O socialista Marco Enríquez Ominami, o radical de esquerda Eduardo Artés e o populista Franco Parisi, que fez campanha virtual nos Estados Unidos, sem pisar o Chile, onde não pode entrar devido a uma questão legal, estão também na corrida.
Desde que foi estabelecido o voto voluntário, há nove anos, a participação dos chilenos nos atos eleitorais tem sido baixa. Analistas estimam, por isso, que o mais provável que haja um segundo turno, já agendado ora dia 19 de dezembro. Amanhã, também serão escolhidos 155 deputados, 27 dos 43 senadores e vereadores regionais.
Cronologia
Outubro de 2019 - Protestos na capital do Chile, Santiago, contra aumento nas tarifas nos transportes. Confrontos entre Polícia e manifestantes descontentes com desigualdade social. É decretado o estado de emergência. Morrem 30 pessoas. Dia 25, cerca de 1,2 milhão de chilenos saem às ruas em Santiago.

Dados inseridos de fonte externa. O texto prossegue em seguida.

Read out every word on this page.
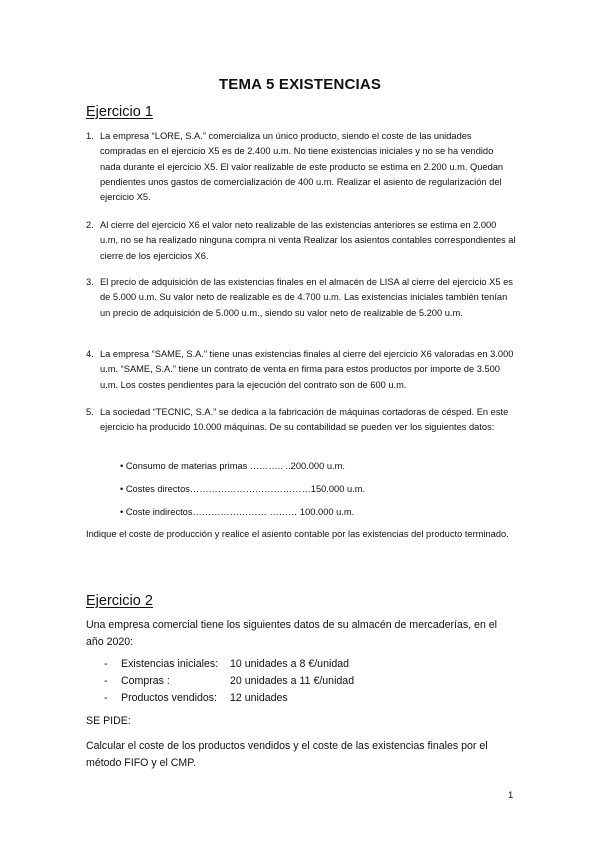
TEMA 5 EXISTENCIAS
Ejercicio 1
1. La empresa “LORE, S.A.” comercializa un único producto, siendo el coste de las unidades compradas en el ejercicio X5 es de 2.400 u.m. No tiene existencias iniciales y no se ha vendido nada durante el ejercicio X5. El valor realizable de este producto se estima en 2.200 u.m. Quedan pendientes unos gastos de comercialización de 400 u.m. Realizar el asiento de regularización del ejercicio X5.
2. Al cierre del ejercicio X6 el valor neto realizable de las existencias anteriores se estima en 2.000 u.m, no se ha realizado ninguna compra ni venta Realizar los asientos contables correspondientes al cierre de los ejercicios X6.
3. El precio de adquisición de las existencias finales en el almacén de LISA al cierre del ejercicio X5 es de 5.000 u.m. Su valor neto de realizable es de 4.700 u.m. Las existencias iniciales también tenían un precio de adquisición de 5.000 u.m., siendo su valor neto de realizable de 5.200 u.m.
4. La empresa “SAME, S.A.” tiene unas existencias finales al cierre del ejercicio X6 valoradas en 3.000 u.m. “SAME, S.A.” tiene un contrato de venta en firma para estos productos por importe de 3.500 u.m. Los costes pendientes para la ejecución del contrato son de 600 u.m.
5. La sociedad “TECNIC, S.A.” se dedica a la fabricación de máquinas cortadoras de césped. En este ejercicio ha producido 10.000 máquinas. De su contabilidad se pueden ver los siguientes datos:
• Consumo de materias primas ……….. ..200.000 u.m.
• Costes directos…………………………………150.000 u.m.
• Coste indirectos…………………… ……… 100.000 u.m.
Indique el coste de producción y realice el asiento contable por las existencias del producto terminado.
Ejercicio 2
Una empresa comercial tiene los siguientes datos de su almacén de mercaderías, en el año 2020:
- Existencias iniciales: 10 unidades a 8 €/unidad
- Compras :	20 unidades a 11 €/unidad
- Productos vendidos: 12 unidades
SE PIDE:
Calcular el coste de los productos vendidos y el coste de las existencias finales por el método FIFO y el CMP.
1
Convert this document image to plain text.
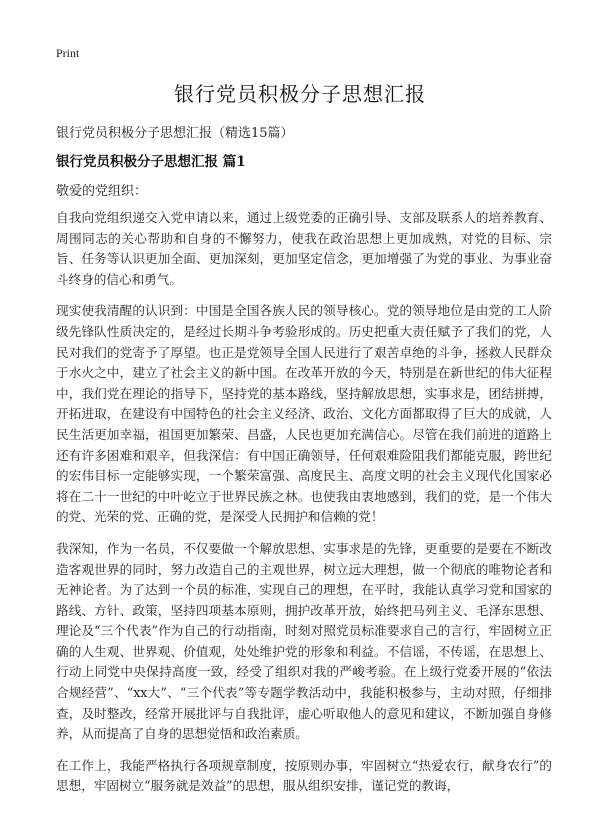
Print
银行党员积极分子思想汇报
银行党员积极分子思想汇报（精选15篇）
银行党员积极分子思想汇报 篇1
敬爱的党组织：

自我向党组织递交入党申请以来，通过上级党委的正确引导、支部及联系人的培养教育、周围同志的关心帮助和自身的不懈努力，使我在政治思想上更加成熟，对党的目标、宗旨、任务等认识更加全面、更加深刻，更加坚定信念，更加增强了为党的事业、为事业奋斗终身的信心和勇气。

现实使我清醒的认识到：中国是全国各族人民的领导核心。党的领导地位是由党的工人阶级先锋队性质决定的，是经过长期斗争考验形成的。历史把重大责任赋予了我们的党，人民对我们的党寄予了厚望。也正是党领导全国人民进行了艰苦卓绝的斗争，拯救人民群众于水火之中，建立了社会主义的新中国。在改革开放的今天，特别是在新世纪的伟大征程中，我们党在理论的指导下，坚持党的基本路线，坚持解放思想，实事求是，团结拼搏，开拓进取，在建设有中国特色的社会主义经济、政治、文化方面都取得了巨大的成就，人民生活更加幸福，祖国更加繁荣、昌盛，人民也更加充满信心。尽管在我们前进的道路上还有许多困难和艰辛，但我深信：有中国正确领导，任何艰难险阻我们都能克服，跨世纪的宏伟目标一定能够实现，一个繁荣富强、高度民主、高度文明的社会主义现代化国家必将在二十一世纪的中叶屹立于世界民族之林。也使我由衷地感到，我们的党，是一个伟大的党、光荣的党、正确的党，是深受人民拥护和信赖的党！

我深知，作为一名员，不仅要做一个解放思想、实事求是的先锋，更重要的是要在不断改造客观世界的同时，努力改造自己的主观世界，树立远大理想，做一个彻底的唯物论者和无神论者。为了达到一个员的标准，实现自己的理想，在平时，我能认真学习党和国家的路线、方针、政策，坚持四项基本原则，拥护改革开放，始终把马列主义、毛泽东思想、理论及“三个代表”作为自己的行动指南，时刻对照党员标准要求自己的言行，牢固树立正确的人生观、世界观、价值观，处处维护党的形象和利益。不信谣，不传谣，在思想上、行动上同党中央保持高度一致，经受了组织对我的严峻考验。在上级行党委开展的“依法合规经营”、“xx大”、“三个代表”等专题学教活动中，我能积极参与，主动对照，仔细排查，及时整改，经常开展批评与自我批评，虚心听取他人的意见和建议，不断加强自身修养，从而提高了自身的思想觉悟和政治素质。

在工作上，我能严格执行各项规章制度，按原则办事，牢固树立“热爱农行，献身农行”的思想，牢固树立“服务就是效益”的思想，服从组织安排，谨记党的教诲，
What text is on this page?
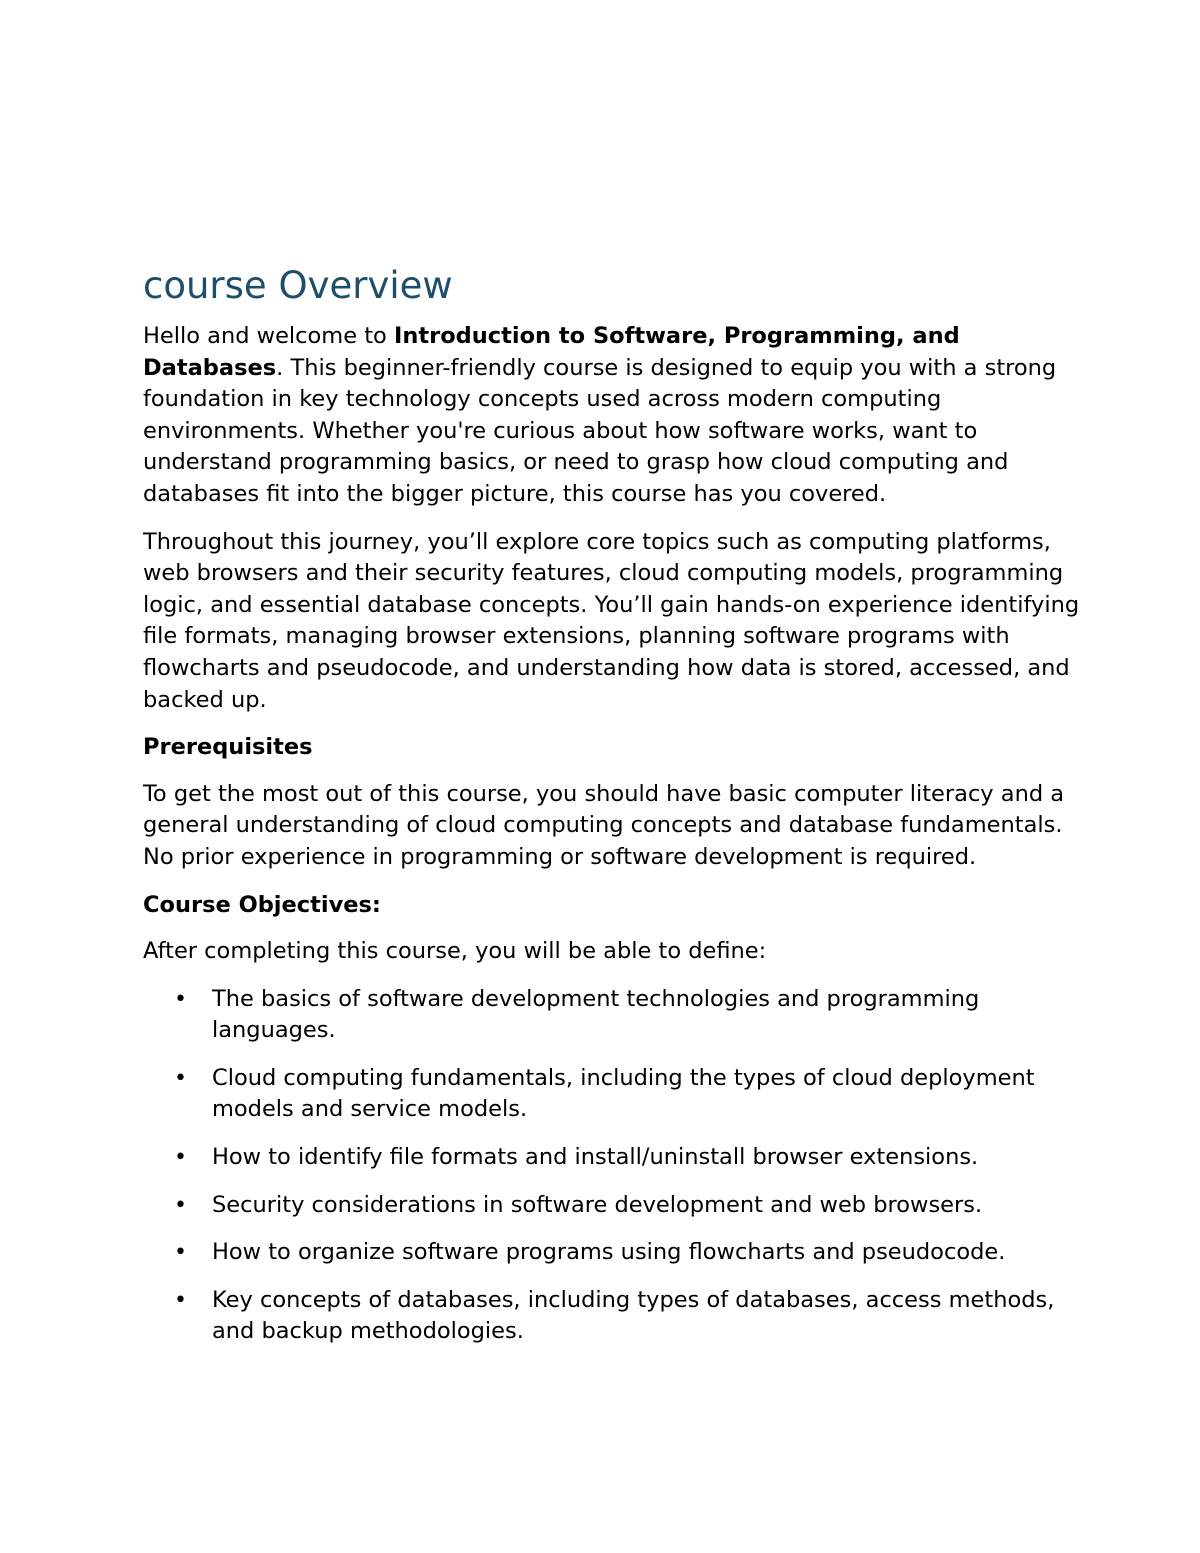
course Overview

Hello and welcome to Introduction to Software, Programming, and Databases. This beginner-friendly course is designed to equip you with a strong foundation in key technology concepts used across modern computing environments. Whether you're curious about how software works, want to understand programming basics, or need to grasp how cloud computing and databases fit into the bigger picture, this course has you covered.

Throughout this journey, you’ll explore core topics such as computing platforms, web browsers and their security features, cloud computing models, programming logic, and essential database concepts. You’ll gain hands-on experience identifying file formats, managing browser extensions, planning software programs with flowcharts and pseudocode, and understanding how data is stored, accessed, and backed up.

Prerequisites

To get the most out of this course, you should have basic computer literacy and a general understanding of cloud computing concepts and database fundamentals. No prior experience in programming or software development is required.

Course Objectives:

After completing this course, you will be able to define:

• The basics of software development technologies and programming languages.
• Cloud computing fundamentals, including the types of cloud deployment models and service models.
• How to identify file formats and install/uninstall browser extensions.
• Security considerations in software development and web browsers.
• How to organize software programs using flowcharts and pseudocode.
• Key concepts of databases, including types of databases, access methods, and backup methodologies.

Nov. 2019 - Deputados concordaram com exigência da Oposição para referendo sobre a revisão da Constituição do era Pinochet no Chile. Nações Unidas denunciam várias violações de direitos por parte da Polícia.
Jan./Fev.2020 - Novos confrontos no final de janeiro fazem quatro mortos. A violência irrompe novamente a 23 de fevereiro em Vina del Mar, perto de Valparaíso, e depois, no início de março, em várias cidades.
Março 2020 - Chile declara um "desastre nacional", devido à pandemia. Protestos são interrompidos e o referendo à revisão da constituição é adiado para outubro.
Outubro de 2020 - Dia 25, 79% dos chilenos votam a favor da revisão constitucional
Novembro de 2021 - Deputados chilenos aprovam o processo de destituição do presidente, Sebastian Piñera, devido a supostas irregularidades reveladas pelos "Pandora Papers".